The program shows how to perform a two-way analysis of subgroups. The program for three or more subgroups is equally simple: let D1, D2, ..., Dm be the design matrices for the categorical variables and define D = HDIR(D1, D2, ..., Dm). Then loop over the columns of D as shown above. In other words, the code for the design-matrix technique supports 2, 3, or more categorical variables.
Drawbacks of the design-matrix technique
Of course, there is no such thing as a free lunch. Whereas the UNIQUE-LOC method requires very little memory, the design-matrix method requires more memory. If there are N observations and the m categorical variables have k1, k2, ..., km levels, then the direct product matrix is an (N x (k1 k2 ... km)) matrix. Accordingly, the design-matrix technique is best used on medium-sized data sets and with categorical variables that have a small number of levels.

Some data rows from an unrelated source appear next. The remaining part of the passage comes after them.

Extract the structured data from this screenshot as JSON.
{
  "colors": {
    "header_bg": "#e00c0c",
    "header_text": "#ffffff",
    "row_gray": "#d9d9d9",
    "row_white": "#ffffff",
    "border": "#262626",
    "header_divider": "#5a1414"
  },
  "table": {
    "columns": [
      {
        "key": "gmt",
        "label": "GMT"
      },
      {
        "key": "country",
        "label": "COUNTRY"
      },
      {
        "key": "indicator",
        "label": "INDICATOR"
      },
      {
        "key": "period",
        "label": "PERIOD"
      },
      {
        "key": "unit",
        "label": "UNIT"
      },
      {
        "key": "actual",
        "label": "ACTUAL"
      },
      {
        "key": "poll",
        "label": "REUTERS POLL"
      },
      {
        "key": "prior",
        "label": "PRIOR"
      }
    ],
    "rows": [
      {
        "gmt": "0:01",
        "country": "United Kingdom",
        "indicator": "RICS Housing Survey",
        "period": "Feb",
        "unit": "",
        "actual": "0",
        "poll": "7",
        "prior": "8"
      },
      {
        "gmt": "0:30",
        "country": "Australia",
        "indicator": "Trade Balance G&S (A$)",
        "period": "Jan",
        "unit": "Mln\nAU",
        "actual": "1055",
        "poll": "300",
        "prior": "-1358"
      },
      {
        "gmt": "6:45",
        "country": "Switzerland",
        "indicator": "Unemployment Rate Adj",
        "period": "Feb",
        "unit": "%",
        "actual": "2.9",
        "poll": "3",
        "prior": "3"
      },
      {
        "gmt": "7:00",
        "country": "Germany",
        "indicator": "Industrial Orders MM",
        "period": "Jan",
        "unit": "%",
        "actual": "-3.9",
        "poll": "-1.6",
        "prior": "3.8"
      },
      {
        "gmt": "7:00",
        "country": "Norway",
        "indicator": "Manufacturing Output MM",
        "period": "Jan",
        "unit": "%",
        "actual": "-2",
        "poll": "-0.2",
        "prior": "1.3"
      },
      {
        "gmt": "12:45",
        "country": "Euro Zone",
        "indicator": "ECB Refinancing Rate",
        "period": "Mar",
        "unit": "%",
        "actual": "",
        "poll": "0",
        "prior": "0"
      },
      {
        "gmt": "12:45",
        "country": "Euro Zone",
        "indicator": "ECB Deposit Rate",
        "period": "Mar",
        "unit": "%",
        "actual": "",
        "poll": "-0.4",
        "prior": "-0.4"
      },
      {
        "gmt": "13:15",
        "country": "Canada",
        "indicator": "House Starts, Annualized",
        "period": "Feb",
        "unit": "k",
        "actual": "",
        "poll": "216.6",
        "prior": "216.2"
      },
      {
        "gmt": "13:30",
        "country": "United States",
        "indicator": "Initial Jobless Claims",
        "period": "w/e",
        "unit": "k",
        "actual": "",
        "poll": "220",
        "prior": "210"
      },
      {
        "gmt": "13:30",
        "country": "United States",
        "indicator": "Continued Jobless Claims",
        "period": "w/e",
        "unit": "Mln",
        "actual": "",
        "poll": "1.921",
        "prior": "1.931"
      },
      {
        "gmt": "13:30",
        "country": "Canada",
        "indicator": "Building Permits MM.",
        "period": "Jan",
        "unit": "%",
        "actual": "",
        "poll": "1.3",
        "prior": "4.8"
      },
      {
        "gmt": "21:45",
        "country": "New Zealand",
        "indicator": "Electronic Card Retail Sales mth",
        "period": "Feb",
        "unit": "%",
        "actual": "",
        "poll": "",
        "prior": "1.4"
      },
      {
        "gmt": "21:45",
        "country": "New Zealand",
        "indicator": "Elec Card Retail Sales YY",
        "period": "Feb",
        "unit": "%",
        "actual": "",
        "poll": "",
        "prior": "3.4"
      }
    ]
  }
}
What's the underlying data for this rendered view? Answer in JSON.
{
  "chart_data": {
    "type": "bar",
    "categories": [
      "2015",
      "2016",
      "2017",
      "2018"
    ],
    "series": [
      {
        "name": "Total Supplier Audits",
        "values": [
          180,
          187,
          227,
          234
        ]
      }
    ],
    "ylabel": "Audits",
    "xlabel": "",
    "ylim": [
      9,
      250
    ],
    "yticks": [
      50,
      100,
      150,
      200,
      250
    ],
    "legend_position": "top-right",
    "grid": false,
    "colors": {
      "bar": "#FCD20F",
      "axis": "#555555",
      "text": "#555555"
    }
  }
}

You can extend the UNIQUEBY method to support multiple categorical variables. The UNIQUEBY technique requires a much smaller memory footprint. However, the UNIQUEBY method requires that the data are sorted whereas the design-matrix method does not.
Summary
The UNIQUE-LOC method is an easy and intuitive method of performing a subgroup analysis for levels of a single categorical variable. However, the natural generalization of the method to multiple categorical variables requires that you write nested loops and keep track of subgroups of subgroups. In contrast, the design-matrix method uses only a single loop to iterate over the columns of a matrix that is the direct product of the design matrix for arbitrarily many categorical variables. This article demonstrates how to use the design-matrix method to perform a subgroup analysis.